« Un gigantisme commercial | Accueil | Le départ des Super Puma »

7 mars 2005

La coopération nationale

DDCBandaAceh.jpg

MEDAN - Avant de venir ici, je ne connaissais qu'indirectement la Direction pour le Développement et la Coopération (DDC), puisque je m'étais simplement intéressé à leurs activités dans une perspective de coordination civilo-militaire en consultant leurs divers sites Internet. A Sumatra, j'ai eu la chance de faire mieux connaissance avec leurs représentants sur place, avec lesquels la Task Force SUMA a noué une collaboration très fructueuse. Le fait que l'un des coopérants soit un officier d'exploration dans l'armée a naturellement favorisé la prise de contact, et permis rapidement de voir comment la DDC planifie et conduit ses activités d'aide humanitaires dans une zone de crise aiguë.

La collaboration entre les deux entités doit beaucoup aux personnes présentes sur place, et à l'action de l'ambassadeur suisse en Indonésie (M. Martin). D'une part, la TF SUMA a mis sa capacité de transport aérien à disposition de la DDC, dans la mesure de sa disponibilité, notamment en transportant des personnes et du matériel entre Medan et Banda Aceh. En retour, la DDC a offert l'hospitalité aux militaires suisses dans la grande maison dont elle loue une partie, à Banda Aceh, (j'ai par exemple pu à deux reprises y prendre le repas de midi, au demeurant excellent, préparé par la famille propriétaire de la demeure), en fournissant également des connaissances et des contacts précieux pour la coordination des action du contingent suisse.

Le coopération civilo-militaire (CIMIC) joue bien entendu un rôle central dans une mission d'aide humanitaire. Pourtant, les rapports avec la DDC sont allés plus loin qu'une simple coordination d'activités parallèles, et ont permis de montrer concrètement la complémentarité qui existe entre l'action ponctuelle de l'armée en cas de crise majeure et l'action à long terme de la DDC dans toute zone touchée par une telle crise. Pour l'armée, les membres de la DDC offrent tous les avantages d'une présence prolongée dans de nombreuses régions du monde, avec des installations et des contacts sur lesquels on peut s'appuyer pour la mise en place d'une action militaire. Pour la DDC, l'armée offre l'avantage de moyens considérables disponibles gratuitement lorsque les circonstances exigent une réaction massive de la communauté internationale.

Il ne faut pas pour autant en déduire que l'antenne de la DDC à Banda Aceh était démunie. Malgré des moyens somme toute limités, elle disposait de communications fiables avec la Suisse et d'un accès permanent à Internet, lequel constitue l'outil de fusion des informations lors d'une crise humanitaire. Le personnel employé sur place et les véhicules à sa disposition permettent à ses membres de se déplacer dans la zone touchée par le tsunami et de mener à bien des projets d'aide divers. Alors que les militaires sont venus et repartis en l'espace de 2 mois, les coopérants de la DDC accomplissent des missions de longue durée qui les amène à connaître bien mieux la situation locale.
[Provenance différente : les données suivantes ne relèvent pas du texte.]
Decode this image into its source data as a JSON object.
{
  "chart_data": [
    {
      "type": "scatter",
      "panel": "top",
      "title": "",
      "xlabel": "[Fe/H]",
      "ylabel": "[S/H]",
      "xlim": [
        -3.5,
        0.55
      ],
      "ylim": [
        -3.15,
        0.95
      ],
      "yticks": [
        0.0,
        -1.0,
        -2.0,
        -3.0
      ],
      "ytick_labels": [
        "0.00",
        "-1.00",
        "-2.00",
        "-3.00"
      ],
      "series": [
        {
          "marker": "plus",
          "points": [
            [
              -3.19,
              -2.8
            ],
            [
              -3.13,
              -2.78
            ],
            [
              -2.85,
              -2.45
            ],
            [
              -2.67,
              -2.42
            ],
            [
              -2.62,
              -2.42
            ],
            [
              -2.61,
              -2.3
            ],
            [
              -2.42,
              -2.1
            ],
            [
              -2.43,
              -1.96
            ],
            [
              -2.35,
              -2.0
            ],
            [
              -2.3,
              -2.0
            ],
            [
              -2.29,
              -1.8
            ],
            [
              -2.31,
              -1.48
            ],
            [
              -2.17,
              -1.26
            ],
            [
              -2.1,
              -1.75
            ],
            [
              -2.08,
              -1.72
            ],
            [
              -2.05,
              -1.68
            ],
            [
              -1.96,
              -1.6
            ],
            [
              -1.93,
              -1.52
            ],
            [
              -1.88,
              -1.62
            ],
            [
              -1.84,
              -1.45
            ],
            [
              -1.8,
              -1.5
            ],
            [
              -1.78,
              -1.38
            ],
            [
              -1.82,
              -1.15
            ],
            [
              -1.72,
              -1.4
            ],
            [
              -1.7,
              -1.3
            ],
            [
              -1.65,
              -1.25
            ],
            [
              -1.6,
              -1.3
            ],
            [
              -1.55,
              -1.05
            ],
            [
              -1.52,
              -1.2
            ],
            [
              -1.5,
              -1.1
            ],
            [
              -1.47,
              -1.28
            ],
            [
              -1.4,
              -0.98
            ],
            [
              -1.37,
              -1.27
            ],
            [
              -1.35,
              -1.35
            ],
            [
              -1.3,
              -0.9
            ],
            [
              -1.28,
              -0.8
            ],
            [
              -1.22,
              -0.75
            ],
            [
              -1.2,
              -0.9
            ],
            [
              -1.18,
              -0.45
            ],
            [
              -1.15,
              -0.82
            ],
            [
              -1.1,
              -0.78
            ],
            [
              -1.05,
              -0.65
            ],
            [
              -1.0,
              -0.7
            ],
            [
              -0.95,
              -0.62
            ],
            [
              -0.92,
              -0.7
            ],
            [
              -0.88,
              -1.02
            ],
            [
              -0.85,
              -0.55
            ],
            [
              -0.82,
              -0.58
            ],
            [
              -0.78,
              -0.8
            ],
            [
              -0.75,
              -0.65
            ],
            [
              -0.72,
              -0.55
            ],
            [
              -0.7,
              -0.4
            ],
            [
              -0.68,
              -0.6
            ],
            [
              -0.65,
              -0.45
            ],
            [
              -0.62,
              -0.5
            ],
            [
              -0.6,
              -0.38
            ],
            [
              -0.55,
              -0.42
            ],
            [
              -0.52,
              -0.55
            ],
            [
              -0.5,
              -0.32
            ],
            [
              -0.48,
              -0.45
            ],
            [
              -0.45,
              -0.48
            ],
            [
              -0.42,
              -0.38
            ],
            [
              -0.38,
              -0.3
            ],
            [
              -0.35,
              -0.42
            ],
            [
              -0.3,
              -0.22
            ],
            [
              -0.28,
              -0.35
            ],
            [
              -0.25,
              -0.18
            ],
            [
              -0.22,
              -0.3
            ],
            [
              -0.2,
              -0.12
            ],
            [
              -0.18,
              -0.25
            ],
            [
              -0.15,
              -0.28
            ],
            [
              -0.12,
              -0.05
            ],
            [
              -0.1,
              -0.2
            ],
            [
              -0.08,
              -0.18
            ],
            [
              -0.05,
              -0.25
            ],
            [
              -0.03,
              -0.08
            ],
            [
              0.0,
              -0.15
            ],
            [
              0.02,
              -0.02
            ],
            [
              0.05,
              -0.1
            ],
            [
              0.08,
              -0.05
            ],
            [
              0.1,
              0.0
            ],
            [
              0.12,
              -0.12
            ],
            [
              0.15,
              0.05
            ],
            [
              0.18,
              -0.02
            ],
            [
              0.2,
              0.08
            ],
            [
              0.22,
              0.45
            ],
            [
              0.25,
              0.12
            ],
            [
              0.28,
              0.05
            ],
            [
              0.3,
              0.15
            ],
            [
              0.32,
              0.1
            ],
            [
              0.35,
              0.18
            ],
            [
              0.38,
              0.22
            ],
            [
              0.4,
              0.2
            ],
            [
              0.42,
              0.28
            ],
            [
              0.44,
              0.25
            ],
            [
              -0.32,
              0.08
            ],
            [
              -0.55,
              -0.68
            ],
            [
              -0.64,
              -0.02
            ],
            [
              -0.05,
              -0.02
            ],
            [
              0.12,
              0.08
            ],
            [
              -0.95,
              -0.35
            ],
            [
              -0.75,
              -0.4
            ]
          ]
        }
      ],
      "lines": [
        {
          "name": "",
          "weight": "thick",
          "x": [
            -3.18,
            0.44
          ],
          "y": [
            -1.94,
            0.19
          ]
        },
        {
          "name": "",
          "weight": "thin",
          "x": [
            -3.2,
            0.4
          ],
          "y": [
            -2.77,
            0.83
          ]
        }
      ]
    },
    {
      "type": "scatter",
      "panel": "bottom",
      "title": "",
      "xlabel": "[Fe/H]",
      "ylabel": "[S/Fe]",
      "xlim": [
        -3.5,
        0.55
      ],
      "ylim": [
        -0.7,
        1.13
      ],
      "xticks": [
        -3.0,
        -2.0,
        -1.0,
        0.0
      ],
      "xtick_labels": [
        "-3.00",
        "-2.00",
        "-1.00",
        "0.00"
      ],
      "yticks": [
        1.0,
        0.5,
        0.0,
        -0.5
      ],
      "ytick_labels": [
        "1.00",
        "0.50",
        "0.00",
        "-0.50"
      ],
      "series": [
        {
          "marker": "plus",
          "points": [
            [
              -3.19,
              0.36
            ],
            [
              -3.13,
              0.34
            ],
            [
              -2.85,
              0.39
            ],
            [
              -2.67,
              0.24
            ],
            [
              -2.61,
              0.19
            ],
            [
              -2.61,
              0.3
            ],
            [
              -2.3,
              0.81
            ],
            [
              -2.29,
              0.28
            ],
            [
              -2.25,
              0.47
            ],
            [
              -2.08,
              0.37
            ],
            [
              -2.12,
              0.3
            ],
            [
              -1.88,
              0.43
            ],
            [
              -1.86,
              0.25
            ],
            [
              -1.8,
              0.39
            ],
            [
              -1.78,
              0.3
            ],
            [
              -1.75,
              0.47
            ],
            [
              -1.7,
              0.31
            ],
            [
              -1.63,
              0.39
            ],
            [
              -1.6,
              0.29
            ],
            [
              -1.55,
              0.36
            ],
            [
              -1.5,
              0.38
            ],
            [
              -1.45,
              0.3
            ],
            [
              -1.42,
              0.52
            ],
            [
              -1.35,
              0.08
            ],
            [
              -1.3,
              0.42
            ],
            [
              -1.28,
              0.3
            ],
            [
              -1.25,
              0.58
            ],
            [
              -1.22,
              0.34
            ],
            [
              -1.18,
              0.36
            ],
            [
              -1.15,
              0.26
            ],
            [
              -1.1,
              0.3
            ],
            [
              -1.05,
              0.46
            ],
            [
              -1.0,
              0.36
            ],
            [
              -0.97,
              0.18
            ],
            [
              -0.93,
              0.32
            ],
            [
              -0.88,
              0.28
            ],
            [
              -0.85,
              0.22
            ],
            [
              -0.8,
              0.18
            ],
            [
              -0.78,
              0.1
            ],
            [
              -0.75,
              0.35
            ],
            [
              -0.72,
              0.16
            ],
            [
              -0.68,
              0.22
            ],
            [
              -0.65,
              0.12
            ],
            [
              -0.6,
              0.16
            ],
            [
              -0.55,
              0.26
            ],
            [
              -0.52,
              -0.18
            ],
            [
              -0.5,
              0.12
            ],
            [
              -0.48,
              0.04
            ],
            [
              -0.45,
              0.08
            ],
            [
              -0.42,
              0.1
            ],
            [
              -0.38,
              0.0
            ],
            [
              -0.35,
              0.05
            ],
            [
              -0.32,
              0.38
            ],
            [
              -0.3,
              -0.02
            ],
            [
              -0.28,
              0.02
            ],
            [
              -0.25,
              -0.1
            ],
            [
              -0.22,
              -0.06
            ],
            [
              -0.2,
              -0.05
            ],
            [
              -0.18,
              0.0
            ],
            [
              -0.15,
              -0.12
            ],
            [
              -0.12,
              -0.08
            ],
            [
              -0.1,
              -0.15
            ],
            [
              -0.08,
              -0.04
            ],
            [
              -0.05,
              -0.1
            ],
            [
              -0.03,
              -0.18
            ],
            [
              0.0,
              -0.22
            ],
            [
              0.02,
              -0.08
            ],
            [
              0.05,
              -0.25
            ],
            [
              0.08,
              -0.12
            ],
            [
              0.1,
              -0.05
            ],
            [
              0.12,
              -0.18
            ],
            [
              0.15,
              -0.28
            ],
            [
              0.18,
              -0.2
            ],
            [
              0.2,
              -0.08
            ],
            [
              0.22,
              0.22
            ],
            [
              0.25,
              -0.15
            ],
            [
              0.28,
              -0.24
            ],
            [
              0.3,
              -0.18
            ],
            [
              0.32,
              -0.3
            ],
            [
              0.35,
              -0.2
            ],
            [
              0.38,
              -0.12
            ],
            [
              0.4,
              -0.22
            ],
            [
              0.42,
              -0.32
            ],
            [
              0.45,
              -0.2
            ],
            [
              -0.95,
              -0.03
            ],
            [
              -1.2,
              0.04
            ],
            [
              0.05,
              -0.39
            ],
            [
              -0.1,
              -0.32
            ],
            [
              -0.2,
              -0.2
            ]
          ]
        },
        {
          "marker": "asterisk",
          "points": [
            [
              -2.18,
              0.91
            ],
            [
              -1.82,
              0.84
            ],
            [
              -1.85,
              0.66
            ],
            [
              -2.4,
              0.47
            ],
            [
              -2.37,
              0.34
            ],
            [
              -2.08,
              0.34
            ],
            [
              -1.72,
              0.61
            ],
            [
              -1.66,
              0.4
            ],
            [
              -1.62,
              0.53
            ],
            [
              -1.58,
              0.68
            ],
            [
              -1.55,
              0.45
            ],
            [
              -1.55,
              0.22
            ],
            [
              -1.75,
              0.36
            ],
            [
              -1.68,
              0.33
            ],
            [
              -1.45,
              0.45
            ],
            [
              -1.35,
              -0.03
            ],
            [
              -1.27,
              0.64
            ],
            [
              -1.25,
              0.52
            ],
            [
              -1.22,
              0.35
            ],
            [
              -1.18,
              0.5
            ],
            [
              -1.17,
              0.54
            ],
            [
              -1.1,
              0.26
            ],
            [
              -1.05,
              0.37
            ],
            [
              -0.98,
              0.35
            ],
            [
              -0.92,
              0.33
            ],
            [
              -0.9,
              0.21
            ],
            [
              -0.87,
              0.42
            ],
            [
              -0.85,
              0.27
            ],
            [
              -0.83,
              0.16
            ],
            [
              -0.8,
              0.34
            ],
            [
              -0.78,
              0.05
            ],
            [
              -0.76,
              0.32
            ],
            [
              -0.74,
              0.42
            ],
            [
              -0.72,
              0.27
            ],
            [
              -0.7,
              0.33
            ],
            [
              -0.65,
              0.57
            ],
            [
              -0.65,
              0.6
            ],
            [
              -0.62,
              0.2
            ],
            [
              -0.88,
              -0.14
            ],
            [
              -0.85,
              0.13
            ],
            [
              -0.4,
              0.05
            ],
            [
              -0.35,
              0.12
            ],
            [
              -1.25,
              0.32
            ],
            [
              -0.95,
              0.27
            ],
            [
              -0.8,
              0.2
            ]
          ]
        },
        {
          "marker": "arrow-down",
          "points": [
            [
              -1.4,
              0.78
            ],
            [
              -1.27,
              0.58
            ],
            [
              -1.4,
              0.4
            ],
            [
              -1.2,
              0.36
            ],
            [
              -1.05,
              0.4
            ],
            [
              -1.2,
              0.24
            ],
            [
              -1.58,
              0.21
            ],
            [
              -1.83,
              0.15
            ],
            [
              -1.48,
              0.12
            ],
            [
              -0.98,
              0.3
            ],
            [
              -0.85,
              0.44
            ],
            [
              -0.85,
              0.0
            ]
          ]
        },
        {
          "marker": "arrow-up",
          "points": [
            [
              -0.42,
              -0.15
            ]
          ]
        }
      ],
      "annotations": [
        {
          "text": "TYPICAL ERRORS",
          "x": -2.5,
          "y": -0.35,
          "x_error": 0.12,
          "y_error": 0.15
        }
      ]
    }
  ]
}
Pouvoir s'appuyer sur eux est une chance pour chaque contingent de l'armée.

Une collaboration plus étroite, dans le sens d'une stratégie suisse d'ensemble à l'étranger, offre des perspectives intéressantes. On peut d'ailleurs noter que l'agence pour le développement britannique (DFID) a étroitement travaillé avec les Forces armées de sa Majesté dans l'opération d'aide humanitaire en Asie du Sud (c'est-à -dire avant tout au Sri Lanka), alors que l'agence USAID arrive pratiquement dans les bagades des Forces armées américaines. Cette intégration stratégique, consistant à planifier et à mener des actions interdépartementales, représente certainement l'avenir des Etats-nations. Un grand nombre de susceptibilités sont soulevées par une telle idée, mais les expériences contemporaines montrent que l'aide humanitaire d'une nation ne peut pas être dissociée des valeurs qui caractérisent cette nation, et que celles-ci sont devenues des casus belli - sinon des armes.